Er und Sir Howard verfassten gemeinsam ein Stück mit dem Titel The Indian Queen, das im Januar 1664 uraufgeführt wurde und mit dem die Zeit des neuen Heldendramas eingeläutet wurde. Diese neuen Stücke waren stark beeinflusst durch die klassischen französischen Tragödien von Corneille (1606–1684) und hatten den Konflikt von Ehre und Leidenschaft zum Thema, allerdings in völlig übertriebener Form. Der Rahmen für die Dramen war exotisch, und auf der Bühne stolzierten die Helden – Indianerfürsten und -fürstinnen –, in knallig bunten Kostümen und mit Federschmuck auf dem Kopf einher, wie Gockelhähne, die mit ihrem Krähen den Anbruch eines neuen Tages ankündigen. Und es brach ja wirklich ein neues Zeitalter an, eine Ära, in der das Individuum immer mehr in den Mittelpunkt rückte. Dieser Bewusstseinswandel zeigte sich im Drama darin, dass die Sonne, vor allem in Gestalt der Sonnenkönige und Sonnengötter Nord- und Südamerikas, auf vielfältige Weise personifiziert wurde. In The Indian Queen ist der Inka von Peru der große Sohn der Sonne auf Erden, und in The Indian Emperor nennt Montezuma die Sonne »meinen Vater«, der ihm das Leben geschenkt hat und ihn im Tod auf seinen Strahlen heimholen wird.
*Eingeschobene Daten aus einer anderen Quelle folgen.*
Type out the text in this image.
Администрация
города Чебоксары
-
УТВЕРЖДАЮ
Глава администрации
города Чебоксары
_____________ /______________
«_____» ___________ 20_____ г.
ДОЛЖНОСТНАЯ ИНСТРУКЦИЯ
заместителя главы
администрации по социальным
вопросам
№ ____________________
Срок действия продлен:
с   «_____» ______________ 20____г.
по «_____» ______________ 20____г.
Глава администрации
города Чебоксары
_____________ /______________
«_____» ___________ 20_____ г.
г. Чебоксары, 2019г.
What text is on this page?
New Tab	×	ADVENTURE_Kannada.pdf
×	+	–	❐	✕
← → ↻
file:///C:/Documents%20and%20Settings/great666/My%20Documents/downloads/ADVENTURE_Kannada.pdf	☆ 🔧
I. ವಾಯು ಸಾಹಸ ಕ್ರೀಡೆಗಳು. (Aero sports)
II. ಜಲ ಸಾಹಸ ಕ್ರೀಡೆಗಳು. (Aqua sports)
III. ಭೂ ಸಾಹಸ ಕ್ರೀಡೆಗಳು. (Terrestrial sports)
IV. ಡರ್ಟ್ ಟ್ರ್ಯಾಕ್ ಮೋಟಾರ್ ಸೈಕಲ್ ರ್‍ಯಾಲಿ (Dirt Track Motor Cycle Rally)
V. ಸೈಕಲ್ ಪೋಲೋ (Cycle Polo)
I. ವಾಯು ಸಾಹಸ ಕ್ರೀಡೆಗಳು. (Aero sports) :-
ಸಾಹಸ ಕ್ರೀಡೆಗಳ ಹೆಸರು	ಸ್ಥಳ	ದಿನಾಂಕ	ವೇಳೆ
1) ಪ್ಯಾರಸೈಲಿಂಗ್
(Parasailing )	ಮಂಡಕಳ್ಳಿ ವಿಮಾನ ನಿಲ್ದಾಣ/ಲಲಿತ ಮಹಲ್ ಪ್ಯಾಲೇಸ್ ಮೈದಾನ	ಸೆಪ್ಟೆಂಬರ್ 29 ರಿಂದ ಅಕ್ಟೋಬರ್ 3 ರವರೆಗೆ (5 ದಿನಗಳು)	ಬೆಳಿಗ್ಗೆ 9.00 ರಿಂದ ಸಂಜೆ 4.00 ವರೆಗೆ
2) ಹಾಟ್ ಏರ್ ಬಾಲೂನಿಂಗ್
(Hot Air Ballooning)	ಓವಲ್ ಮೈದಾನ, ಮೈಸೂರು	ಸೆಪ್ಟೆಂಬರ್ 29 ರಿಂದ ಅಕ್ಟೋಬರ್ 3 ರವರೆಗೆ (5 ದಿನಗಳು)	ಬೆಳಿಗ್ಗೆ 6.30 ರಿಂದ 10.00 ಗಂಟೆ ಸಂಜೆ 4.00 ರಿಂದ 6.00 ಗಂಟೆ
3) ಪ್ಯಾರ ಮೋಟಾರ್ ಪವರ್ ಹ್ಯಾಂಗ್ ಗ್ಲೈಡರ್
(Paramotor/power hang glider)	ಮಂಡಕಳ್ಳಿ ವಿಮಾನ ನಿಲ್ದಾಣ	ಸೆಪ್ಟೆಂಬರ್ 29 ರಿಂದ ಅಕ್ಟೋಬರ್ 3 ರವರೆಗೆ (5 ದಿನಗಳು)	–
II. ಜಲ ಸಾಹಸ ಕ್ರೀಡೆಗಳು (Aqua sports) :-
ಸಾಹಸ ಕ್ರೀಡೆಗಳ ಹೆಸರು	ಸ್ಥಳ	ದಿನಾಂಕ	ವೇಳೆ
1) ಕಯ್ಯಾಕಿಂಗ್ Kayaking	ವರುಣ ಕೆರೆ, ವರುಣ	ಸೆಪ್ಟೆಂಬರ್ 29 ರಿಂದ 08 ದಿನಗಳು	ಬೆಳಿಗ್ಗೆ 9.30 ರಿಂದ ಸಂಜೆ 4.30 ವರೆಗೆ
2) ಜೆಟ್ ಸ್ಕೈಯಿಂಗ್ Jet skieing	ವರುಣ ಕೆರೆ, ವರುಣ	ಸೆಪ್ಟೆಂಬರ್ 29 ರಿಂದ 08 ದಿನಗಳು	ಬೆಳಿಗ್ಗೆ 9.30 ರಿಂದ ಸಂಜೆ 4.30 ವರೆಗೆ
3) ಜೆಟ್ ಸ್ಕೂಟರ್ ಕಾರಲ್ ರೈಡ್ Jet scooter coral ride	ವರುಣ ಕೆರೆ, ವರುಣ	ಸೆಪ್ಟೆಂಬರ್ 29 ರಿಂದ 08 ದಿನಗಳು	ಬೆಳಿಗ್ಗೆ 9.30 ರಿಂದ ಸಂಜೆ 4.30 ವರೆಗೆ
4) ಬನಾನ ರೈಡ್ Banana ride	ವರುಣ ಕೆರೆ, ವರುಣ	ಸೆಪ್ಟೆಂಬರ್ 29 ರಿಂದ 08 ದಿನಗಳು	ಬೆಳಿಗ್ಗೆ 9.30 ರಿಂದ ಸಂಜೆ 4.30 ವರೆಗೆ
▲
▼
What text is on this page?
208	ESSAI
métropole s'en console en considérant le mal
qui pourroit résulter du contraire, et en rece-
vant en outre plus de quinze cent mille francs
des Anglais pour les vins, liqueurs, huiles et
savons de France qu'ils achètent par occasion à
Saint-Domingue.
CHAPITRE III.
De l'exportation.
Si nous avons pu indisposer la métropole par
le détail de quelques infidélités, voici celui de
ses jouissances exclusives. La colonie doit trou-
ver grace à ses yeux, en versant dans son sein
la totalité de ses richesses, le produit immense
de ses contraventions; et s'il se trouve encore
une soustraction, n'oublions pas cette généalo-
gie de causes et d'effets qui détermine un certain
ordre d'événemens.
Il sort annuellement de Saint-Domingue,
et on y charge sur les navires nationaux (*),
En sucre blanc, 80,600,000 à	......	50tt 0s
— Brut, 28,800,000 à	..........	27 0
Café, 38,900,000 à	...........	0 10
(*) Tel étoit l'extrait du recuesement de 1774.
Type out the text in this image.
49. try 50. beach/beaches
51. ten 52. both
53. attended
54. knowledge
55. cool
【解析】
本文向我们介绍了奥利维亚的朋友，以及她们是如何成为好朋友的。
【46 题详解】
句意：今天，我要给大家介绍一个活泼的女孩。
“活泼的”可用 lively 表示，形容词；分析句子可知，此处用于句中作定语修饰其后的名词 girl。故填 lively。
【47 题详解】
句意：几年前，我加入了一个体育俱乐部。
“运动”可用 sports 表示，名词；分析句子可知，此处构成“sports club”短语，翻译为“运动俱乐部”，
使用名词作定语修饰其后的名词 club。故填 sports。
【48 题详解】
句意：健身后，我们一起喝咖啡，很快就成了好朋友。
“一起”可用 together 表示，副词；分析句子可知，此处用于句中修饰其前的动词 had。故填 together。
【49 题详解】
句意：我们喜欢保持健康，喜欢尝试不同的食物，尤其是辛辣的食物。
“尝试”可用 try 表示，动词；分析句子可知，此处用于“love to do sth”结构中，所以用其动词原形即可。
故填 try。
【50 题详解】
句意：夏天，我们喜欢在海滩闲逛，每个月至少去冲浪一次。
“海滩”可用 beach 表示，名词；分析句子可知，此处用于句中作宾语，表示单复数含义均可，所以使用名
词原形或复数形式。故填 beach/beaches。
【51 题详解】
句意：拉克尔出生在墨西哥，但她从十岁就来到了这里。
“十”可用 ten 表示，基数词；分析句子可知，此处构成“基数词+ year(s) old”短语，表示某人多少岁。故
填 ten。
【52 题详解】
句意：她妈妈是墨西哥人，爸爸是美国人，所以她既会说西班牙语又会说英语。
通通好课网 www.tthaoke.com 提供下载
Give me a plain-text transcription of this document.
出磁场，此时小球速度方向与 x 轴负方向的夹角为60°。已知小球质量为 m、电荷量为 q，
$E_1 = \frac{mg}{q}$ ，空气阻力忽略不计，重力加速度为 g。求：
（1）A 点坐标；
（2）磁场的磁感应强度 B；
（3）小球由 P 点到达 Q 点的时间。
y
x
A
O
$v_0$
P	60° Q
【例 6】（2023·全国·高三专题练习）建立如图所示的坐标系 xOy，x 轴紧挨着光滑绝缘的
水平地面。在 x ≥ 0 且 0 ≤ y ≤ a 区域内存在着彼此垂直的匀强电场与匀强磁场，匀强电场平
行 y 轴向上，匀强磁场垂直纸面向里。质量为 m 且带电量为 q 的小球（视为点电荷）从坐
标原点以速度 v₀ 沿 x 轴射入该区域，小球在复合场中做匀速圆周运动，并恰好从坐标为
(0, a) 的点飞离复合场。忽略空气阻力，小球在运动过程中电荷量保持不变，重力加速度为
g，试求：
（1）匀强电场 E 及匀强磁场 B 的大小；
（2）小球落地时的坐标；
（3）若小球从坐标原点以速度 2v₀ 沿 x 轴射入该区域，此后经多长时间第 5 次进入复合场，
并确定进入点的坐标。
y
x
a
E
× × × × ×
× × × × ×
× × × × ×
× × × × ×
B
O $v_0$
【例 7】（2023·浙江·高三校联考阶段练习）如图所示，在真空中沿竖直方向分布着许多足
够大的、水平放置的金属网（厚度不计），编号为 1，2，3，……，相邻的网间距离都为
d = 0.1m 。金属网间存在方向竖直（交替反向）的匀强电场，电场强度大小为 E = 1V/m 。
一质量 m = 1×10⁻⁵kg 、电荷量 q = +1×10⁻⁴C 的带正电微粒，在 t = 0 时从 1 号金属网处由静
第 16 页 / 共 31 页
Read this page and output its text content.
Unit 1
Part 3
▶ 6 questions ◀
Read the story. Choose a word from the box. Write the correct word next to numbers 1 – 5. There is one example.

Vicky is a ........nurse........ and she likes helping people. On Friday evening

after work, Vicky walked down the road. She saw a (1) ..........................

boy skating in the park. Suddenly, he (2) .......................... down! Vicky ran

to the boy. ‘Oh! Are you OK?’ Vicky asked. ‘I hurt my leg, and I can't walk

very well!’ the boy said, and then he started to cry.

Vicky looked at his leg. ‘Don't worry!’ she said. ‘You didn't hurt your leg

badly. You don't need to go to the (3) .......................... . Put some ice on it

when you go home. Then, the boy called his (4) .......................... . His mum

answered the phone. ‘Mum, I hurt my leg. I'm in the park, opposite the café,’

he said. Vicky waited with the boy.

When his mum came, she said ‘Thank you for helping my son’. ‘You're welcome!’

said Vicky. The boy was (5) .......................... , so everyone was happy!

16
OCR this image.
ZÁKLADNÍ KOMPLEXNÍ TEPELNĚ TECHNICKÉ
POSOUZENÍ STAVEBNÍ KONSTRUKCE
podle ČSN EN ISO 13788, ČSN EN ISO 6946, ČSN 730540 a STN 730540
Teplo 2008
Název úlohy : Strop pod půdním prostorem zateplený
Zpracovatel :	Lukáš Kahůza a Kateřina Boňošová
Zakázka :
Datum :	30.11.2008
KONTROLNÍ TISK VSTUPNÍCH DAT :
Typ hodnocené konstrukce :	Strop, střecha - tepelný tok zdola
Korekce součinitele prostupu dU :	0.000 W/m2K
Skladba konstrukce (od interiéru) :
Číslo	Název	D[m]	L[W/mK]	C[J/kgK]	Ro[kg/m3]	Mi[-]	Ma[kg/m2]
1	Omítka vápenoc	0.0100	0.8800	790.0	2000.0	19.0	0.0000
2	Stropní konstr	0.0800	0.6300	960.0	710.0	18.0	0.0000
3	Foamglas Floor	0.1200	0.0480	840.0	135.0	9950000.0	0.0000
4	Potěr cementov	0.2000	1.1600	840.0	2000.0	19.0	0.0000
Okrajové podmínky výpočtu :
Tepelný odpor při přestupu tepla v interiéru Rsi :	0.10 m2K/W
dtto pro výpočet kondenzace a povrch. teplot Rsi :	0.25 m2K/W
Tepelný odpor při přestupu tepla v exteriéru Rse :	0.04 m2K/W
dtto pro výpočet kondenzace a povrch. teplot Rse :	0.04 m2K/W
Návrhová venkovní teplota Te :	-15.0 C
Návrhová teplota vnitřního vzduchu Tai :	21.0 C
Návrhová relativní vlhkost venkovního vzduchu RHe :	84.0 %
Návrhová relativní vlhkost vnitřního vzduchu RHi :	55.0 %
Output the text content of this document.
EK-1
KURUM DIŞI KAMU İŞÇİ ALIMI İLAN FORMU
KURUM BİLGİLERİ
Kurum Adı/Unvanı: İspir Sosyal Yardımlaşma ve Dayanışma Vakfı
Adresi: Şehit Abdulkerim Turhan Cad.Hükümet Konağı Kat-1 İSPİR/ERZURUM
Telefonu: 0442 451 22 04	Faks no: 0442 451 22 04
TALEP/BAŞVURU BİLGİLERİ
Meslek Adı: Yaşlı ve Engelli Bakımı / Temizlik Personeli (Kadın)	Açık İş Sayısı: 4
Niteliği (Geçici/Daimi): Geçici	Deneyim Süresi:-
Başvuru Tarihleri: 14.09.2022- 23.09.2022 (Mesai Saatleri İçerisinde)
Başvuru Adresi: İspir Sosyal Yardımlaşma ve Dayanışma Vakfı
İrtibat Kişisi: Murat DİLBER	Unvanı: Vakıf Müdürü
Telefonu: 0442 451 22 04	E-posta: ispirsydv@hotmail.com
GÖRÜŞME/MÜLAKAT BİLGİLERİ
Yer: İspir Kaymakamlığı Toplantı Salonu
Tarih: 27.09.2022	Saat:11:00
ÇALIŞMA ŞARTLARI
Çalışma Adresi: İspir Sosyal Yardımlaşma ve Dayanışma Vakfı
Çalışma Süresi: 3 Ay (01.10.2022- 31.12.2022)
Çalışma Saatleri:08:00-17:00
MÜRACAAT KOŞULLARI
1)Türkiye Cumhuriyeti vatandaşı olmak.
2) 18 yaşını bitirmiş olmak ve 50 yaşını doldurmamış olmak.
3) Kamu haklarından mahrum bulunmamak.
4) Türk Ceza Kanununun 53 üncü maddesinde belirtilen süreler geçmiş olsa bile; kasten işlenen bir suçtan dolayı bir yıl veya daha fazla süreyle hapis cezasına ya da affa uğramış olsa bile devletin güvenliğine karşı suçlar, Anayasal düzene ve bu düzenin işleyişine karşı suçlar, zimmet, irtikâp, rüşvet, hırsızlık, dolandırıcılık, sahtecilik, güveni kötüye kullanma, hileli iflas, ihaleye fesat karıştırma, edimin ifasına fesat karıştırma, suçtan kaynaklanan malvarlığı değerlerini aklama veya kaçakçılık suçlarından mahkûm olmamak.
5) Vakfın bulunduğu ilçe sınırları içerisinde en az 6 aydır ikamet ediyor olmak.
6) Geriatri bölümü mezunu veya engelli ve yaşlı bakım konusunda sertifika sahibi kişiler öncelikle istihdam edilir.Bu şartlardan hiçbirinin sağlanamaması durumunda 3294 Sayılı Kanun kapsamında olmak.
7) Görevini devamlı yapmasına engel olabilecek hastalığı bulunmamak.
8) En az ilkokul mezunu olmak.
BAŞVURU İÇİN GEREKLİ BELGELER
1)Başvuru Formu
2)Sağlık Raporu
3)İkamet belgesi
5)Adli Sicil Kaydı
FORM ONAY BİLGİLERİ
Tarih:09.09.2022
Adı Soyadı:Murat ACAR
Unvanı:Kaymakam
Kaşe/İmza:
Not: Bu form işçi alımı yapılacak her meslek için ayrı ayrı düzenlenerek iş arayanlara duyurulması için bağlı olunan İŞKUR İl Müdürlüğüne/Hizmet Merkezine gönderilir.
Eigentlich nimmt es nicht wunder, dass in einer so auffallend unheroischen Epoche, einer Zeit, in der Zynismus und Realpolitik angesagt waren, solch extravagantes Heldentum auf der Bühne Triumphe feierte. Samuel Butler schrieb, dass »kein Zeitalter jemals mehr an derartigen Bildern (wie man sie nennt) für Moral und Heldentum besaß und doch dabei in seiner ganzen Lebensart und seinen Sitten selber das genaue Gegenteil darstellte«. Mit ihrer nicht gerade überzeugenden Definition von Ehre demaskiert die Indianerkönigin Zempoalla selber diese Art von Heldentum, und ihre Worte wurden von den Galanen am Hofe Charles’ II. sehr wohl verstanden:

Ehre ist nichts als Juckreiz jungen Blutes:

»Kommt, tun wir etwas extravagant Gutes!«

Wenn es zutrifft, dass die Seele des Menschen stets nach Ausgewogenheit und Ausgleich strebt, dann bildete die Vorliebe der Restaurationszeit für dieses süßlich exaltierte Heldentum das passende Gegengewicht zu den in der Gesellschaft herrschenden zynischen und merkantilen Tendenzen. Im Vorwort zu seinem Stück Juliana (1671) lobt John Crowne den Verfasser von Heldendramen Roger Boyle, Earl von Orrery, mit folgenden Worten: »Letztendlich ist es Eure Lordschaft, die den Geist so vieler edler Helden wieder heraufbeschworen hat, die sonst unbetrauert in ihren Gräbern ruhen würden; aber auf der Bühne erschienen sie strahlender als jemals zuvor zu ihren Lebzeiten ...« Auf der Bühne mögen die feinen Herren Gefallen an der Ehre gefunden haben, im wirklichen Leben aber machten sie sich wenig daraus. Prinz Rupert und seine Mithelden aus dem Bürgerkrieg waren für die neue Generation intelligenter, zynischer junger Männer nur noch Witzfiguren.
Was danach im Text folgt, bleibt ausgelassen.